22. Visit Phu My Hung and Starlight Bridge
Phu My Hung is an up and coming suburb in Ho Chi Minh City’s vibrant District 7. It’s a nice clean location, great to stay in if you’re a family or expat. It’s a relatively safe neighbourhood, by Saigon’s standards, and is nice to take a stroll in the evening.
The star of the show is the Anh Sao Bridge, or Starlight Bridge, as it is one of the best attractions in Ho Chi Minh City’s District 7. It’s a beautiful bridge in a very nice park. The bridge lights up offering plenty of great Instagram photo opps.
We also heard there is an impressive light show, but can’t really recommend waiting around for it to happen.
23. Take a Cooking Class
Vietnam is renowned all around the world for its delicious food. The most famous of which include pho, banh mi and banh xeo.
In Ho Chi Minh City, you’ll find some of the best places to eat in the country, so it makes sense that it’s also a great place to learn how to cook some of these dishes.
It’s easy to find a cooking class in Ho Chi Minh City. Many classes are offered by your hotel or guest house, or you can search TripAdvisor. That said, a great way to find a good cooking class (and often at a good price) is to ask at your favourite restaurants.
We often see signs up at restaurants advertising cooking classes on certain days, and if you know the food is good then you can be confident that you’re learning from a good chef.
Many of these tours also include a guided trip around the local market to find fresh produce for your dishes.
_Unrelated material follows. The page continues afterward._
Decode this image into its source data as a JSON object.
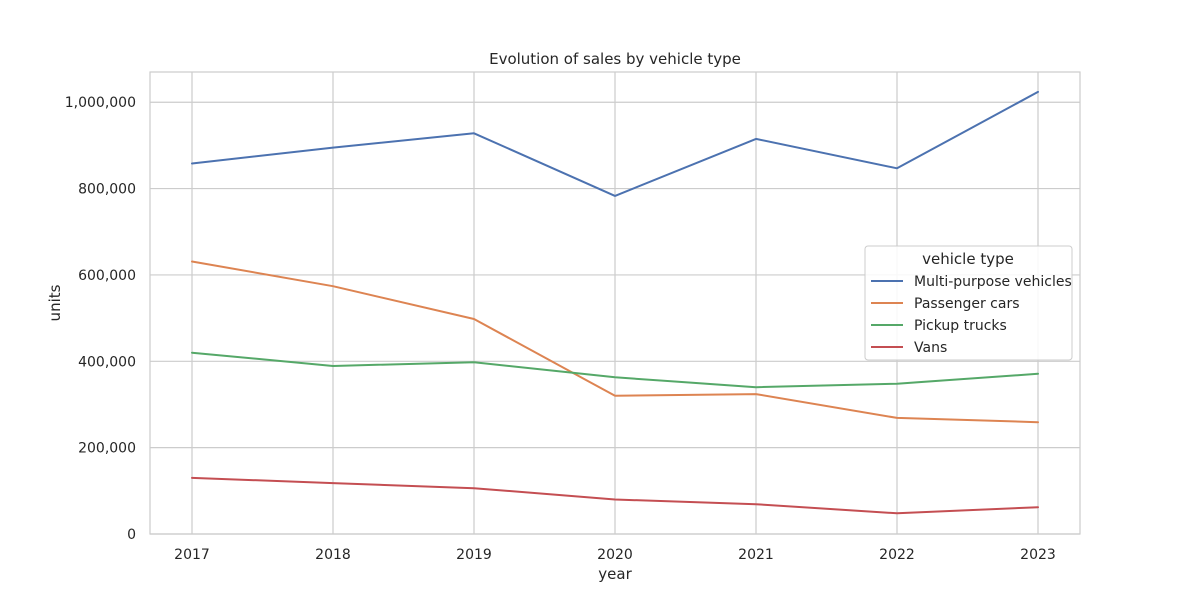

Although this won’t be very helpful when you get back home, it’s a great way to experience the local side of Ho Chi Minh City.
24. Visit Turtle Lake at Night
A popular place for locals, Turtle Lake is a nice park with a water fountain. Don’t expect to find turtles or a lake, however, as you will be very disappointed.
It’s a lively place with young locals loitering and eating street food. As a tourist, you will want to pay a visit after 7 pm and try out some of the local street food on offer – if you think your stomach can handle it!
It’s not a pretty place (as the name might suggest), but it’s a great way to enjoy a meal and chill in Ho Chi Minh City with the locals.
25. Get Educated at FITO Museum (Museum of Traditional Vietnamese Medicine)
The Museum of Traditional Vietnamese Medicine is one of the few privately owned museums in Ho Chi Minh City. It is housed in a 5-storey, traditional Vietnamese-style home.
The design of the house itself is immaculate, with wooden carved decorations and detailing all throughout.
The museum itself houses over 3,000 Vietnamese medical tools, manuscripts, manuals and guides used by Vietnamese medical professionals throughout history. They document and display the various medicinal herbs and methods used in traditional Vietnamese medicine.
It is a great place to spend a few hours to learn all about the history of medicine in Vietnam. There are a few different hands-on activities here. You can try your hand at grinding medicinal herbs with a sharp stone.
It costs 50,000 VND to enter, which is well worth it for the amount of knowledge contained here and the level of care and detail that has gone into preserving both the house and the contents of the museum.